If that is the case, why—other than an historical predilection to exceptionalism—has the United States traditionally balked at understanding its own domestic problems in human rights terms? The paper explains the basis upon which civil rights activists themselves shunned a “human rights” framework and cites other sources of reticence to embrace international law and standards, such as fears about sovereignty, criticisms of the undemocratic nature of such norms, and conflation of social and economic rights with “socialism” (Section III).
The paper argues, however, that international law and standards can be an invaluable resource in bringing about human rights change—change which comes about through a dynamic combination of social movements with their grassroots advocacy and legal mandates recognizing “rights” as rights. It then goes on to cite numerous ways in which the use of an international human rights framework can be advantageous for both advocates and public officials in pursuit of their respective responsibilities to address domestic social problems. For advocates, for example, such a framework can provide common standards against which to measure the shortcoming of domestic policies, provide a common language, and introduce new ways of thinking about old problems. For policymakers, it can increase American security, reinforce the United States’ credibility as a critic, and help avoid litigation (Section IV).
The paper concludes with a series of recommendations to advocates, policy analysts, legislators, and policymakers that will advance the application of international human rights standards and principles to domestic issues. These include, for advocates, focusing major attention on local- and state-level change; framing standards as guiding norms and not obligations; and making health care reform a “rights” issues. For legislators and policymakers, recommendations include conforming U. S. law to treaty obligations, ratifying additional key human rights treaties, adopting requirements for human rights impact assessments of appropriate legislation and policies, and becoming educated about implementation of social and economic rights (Section V).
The United States has since 1948 ratified only a handful of human rights treaties and conventions—in addition to humanitarian treaties, such as the Geneva Conventions. Those it has ratified it has declared to not be self executing (meaning they cannot be legally enforceable without enabling legislation) and it has attached a variety of reservations to them, many designed to insure the subordination of the instrument to the U.S. Constitution. Under the Supremacy Clause of the Constitution, however, upon ratification these treaties become the “supreme Law of the Land” to which “the Judges in every State” are bound. There are of course many other treaties that have not been ratified and are therefore not legally binding on the United States. And there are also many other sources of international law, including international custom, decisions of international judicial bodies, and resolutions of the U.N. Security Council.

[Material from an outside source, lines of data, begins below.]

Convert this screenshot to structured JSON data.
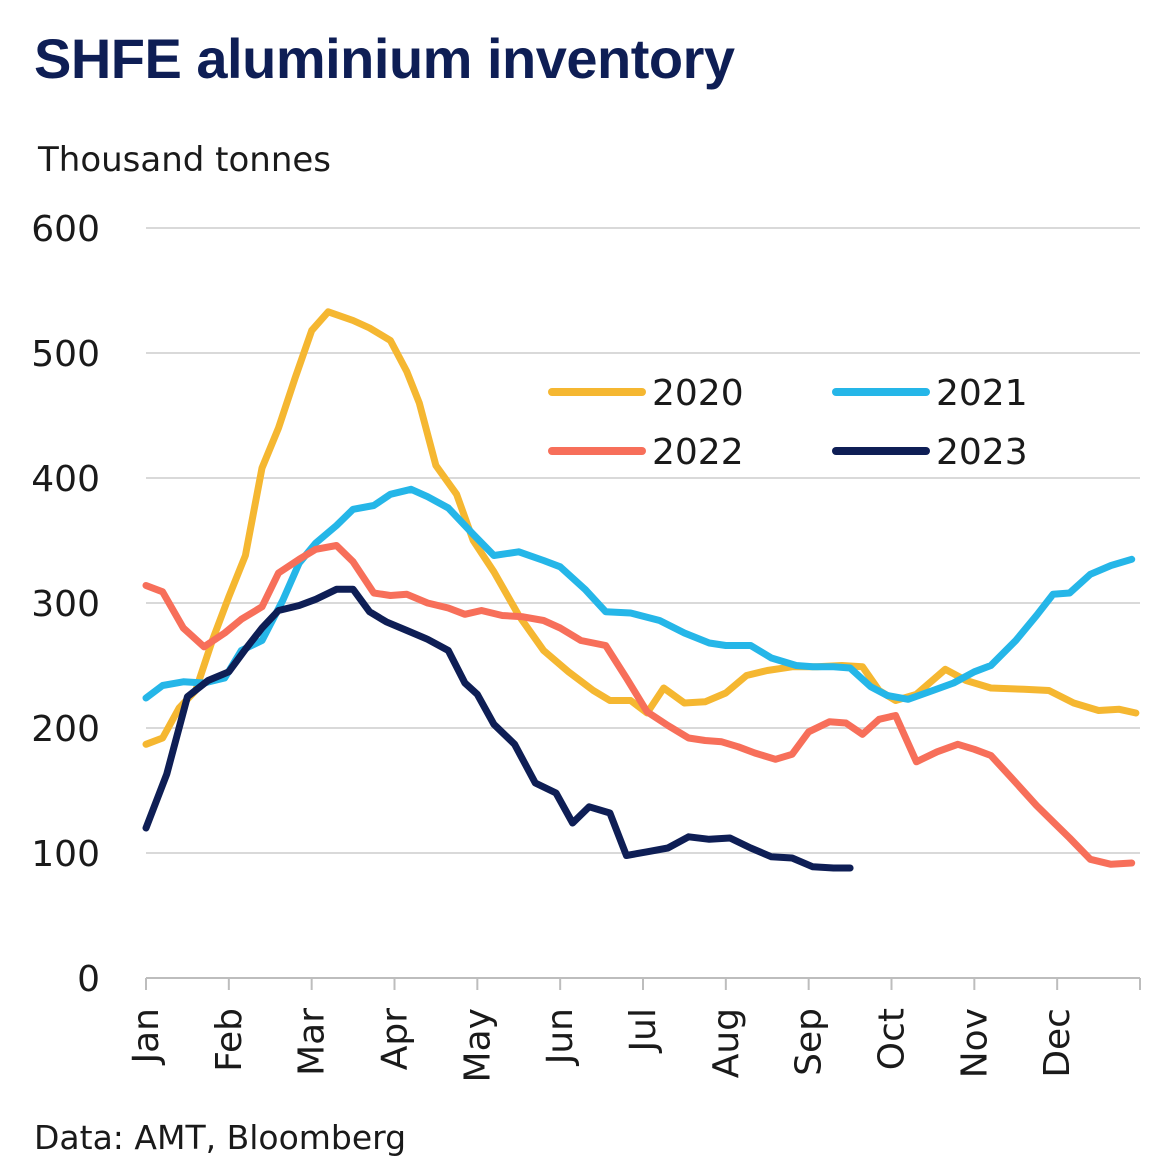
{
  "title": "SHFE aluminium inventory",
  "unit_label": "Thousand tonnes",
  "source": "Data: AMT, Bloomberg",
  "chart_data": {
    "type": "line",
    "title": "SHFE aluminium inventory",
    "ylabel": "Thousand tonnes",
    "xlabel": "",
    "ylim": [
      0,
      600
    ],
    "yticks": [
      0,
      100,
      200,
      300,
      400,
      500,
      600
    ],
    "xlim": [
      0,
      12
    ],
    "xticks": [
      "Jan",
      "Feb",
      "Mar",
      "Apr",
      "May",
      "Jun",
      "Jul",
      "Aug",
      "Sep",
      "Oct",
      "Nov",
      "Dec"
    ],
    "x_unit": "months since start of year",
    "grid": "horizontal",
    "legend": "top-right",
    "series": [
      {
        "name": "2020",
        "color": "#f5b731",
        "x": [
          0,
          0.2,
          0.4,
          0.6,
          0.8,
          1,
          1.2,
          1.4,
          1.6,
          1.8,
          2,
          2.2,
          2.5,
          2.7,
          2.95,
          3.15,
          3.3,
          3.5,
          3.75,
          3.95,
          4.2,
          4.5,
          4.8,
          5.1,
          5.4,
          5.6,
          5.85,
          6.05,
          6.25,
          6.5,
          6.75,
          7,
          7.25,
          7.5,
          7.8,
          8.1,
          8.4,
          8.65,
          8.85,
          9.05,
          9.3,
          9.65,
          9.9,
          10.2,
          10.6,
          10.9,
          11.2,
          11.5,
          11.75,
          11.95
        ],
        "values": [
          187,
          192,
          216,
          230,
          270,
          305,
          338,
          408,
          440,
          480,
          518,
          533,
          526,
          520,
          510,
          485,
          460,
          410,
          387,
          350,
          325,
          290,
          262,
          245,
          230,
          222,
          222,
          212,
          232,
          220,
          221,
          228,
          242,
          246,
          249,
          249,
          250,
          249,
          230,
          222,
          227,
          247,
          238,
          232,
          231,
          230,
          220,
          214,
          215,
          212
        ]
      },
      {
        "name": "2021",
        "color": "#25b6e8",
        "x": [
          0,
          0.2,
          0.45,
          0.7,
          0.95,
          1.15,
          1.4,
          1.65,
          1.85,
          2.05,
          2.3,
          2.5,
          2.75,
          2.95,
          3.2,
          3.4,
          3.65,
          3.95,
          4.2,
          4.5,
          4.8,
          5.0,
          5.3,
          5.55,
          5.85,
          6.2,
          6.5,
          6.8,
          7.0,
          7.3,
          7.55,
          7.85,
          8.05,
          8.3,
          8.5,
          8.75,
          8.95,
          9.2,
          9.5,
          9.75,
          10,
          10.2,
          10.5,
          10.75,
          10.95,
          11.15,
          11.4,
          11.65,
          11.9
        ],
        "values": [
          224,
          234,
          237,
          236,
          240,
          262,
          270,
          302,
          332,
          348,
          362,
          375,
          378,
          387,
          391,
          385,
          376,
          355,
          338,
          341,
          334,
          329,
          311,
          293,
          292,
          286,
          276,
          268,
          266,
          266,
          256,
          250,
          249,
          249,
          248,
          233,
          226,
          223,
          230,
          236,
          245,
          250,
          270,
          290,
          307,
          308,
          323,
          330,
          335
        ]
      },
      {
        "name": "2022",
        "color": "#f76f5a",
        "x": [
          0,
          0.2,
          0.45,
          0.7,
          0.95,
          1.15,
          1.4,
          1.6,
          1.85,
          2.05,
          2.3,
          2.5,
          2.75,
          2.95,
          3.15,
          3.4,
          3.65,
          3.85,
          4.05,
          4.3,
          4.55,
          4.8,
          5.0,
          5.25,
          5.55,
          5.8,
          6.05,
          6.3,
          6.55,
          6.75,
          6.95,
          7.15,
          7.35,
          7.6,
          7.8,
          8.0,
          8.25,
          8.45,
          8.65,
          8.85,
          9.05,
          9.3,
          9.55,
          9.8,
          10.0,
          10.2,
          10.45,
          10.75,
          10.95,
          11.15,
          11.4,
          11.65,
          11.9
        ],
        "values": [
          314,
          309,
          280,
          265,
          276,
          287,
          297,
          324,
          335,
          343,
          346,
          333,
          308,
          306,
          307,
          300,
          296,
          291,
          294,
          290,
          289,
          286,
          280,
          270,
          266,
          240,
          213,
          202,
          192,
          190,
          189,
          185,
          180,
          175,
          179,
          197,
          205,
          204,
          195,
          207,
          210,
          173,
          181,
          187,
          183,
          178,
          160,
          138,
          125,
          112,
          95,
          91,
          92
        ]
      },
      {
        "name": "2023",
        "color": "#0e1e55",
        "x": [
          0,
          0.25,
          0.5,
          0.75,
          1.0,
          1.2,
          1.4,
          1.6,
          1.85,
          2.05,
          2.3,
          2.5,
          2.7,
          2.9,
          3.15,
          3.4,
          3.65,
          3.85,
          4.0,
          4.2,
          4.45,
          4.7,
          4.95,
          5.15,
          5.35,
          5.6,
          5.8,
          6.05,
          6.3,
          6.55,
          6.8,
          7.05,
          7.3,
          7.55,
          7.8,
          8.05,
          8.3,
          8.5
        ],
        "values": [
          120,
          163,
          225,
          238,
          245,
          263,
          280,
          294,
          298,
          303,
          311,
          311,
          293,
          285,
          278,
          271,
          262,
          236,
          227,
          203,
          187,
          156,
          148,
          124,
          137,
          132,
          98,
          101,
          104,
          113,
          111,
          112,
          104,
          97,
          96,
          89,
          88,
          88
        ]
      }
    ]
  }
}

In addition to international law, however, there are also “international human rights standards” that do not necessarily have force of law—for example, recommendations of U.N. treaty bodies—but reflect international interpretation of “best practices.” Because the focus of this paper is not a legal one, we will in general refer to “standards” as incorporating both international law and wisdom. It is not, of course, that the international community can never be “wrong” about an issue. But, when an authoritative international body has arrived at a position, it is at least worth considering whether we might not have something to learn from it.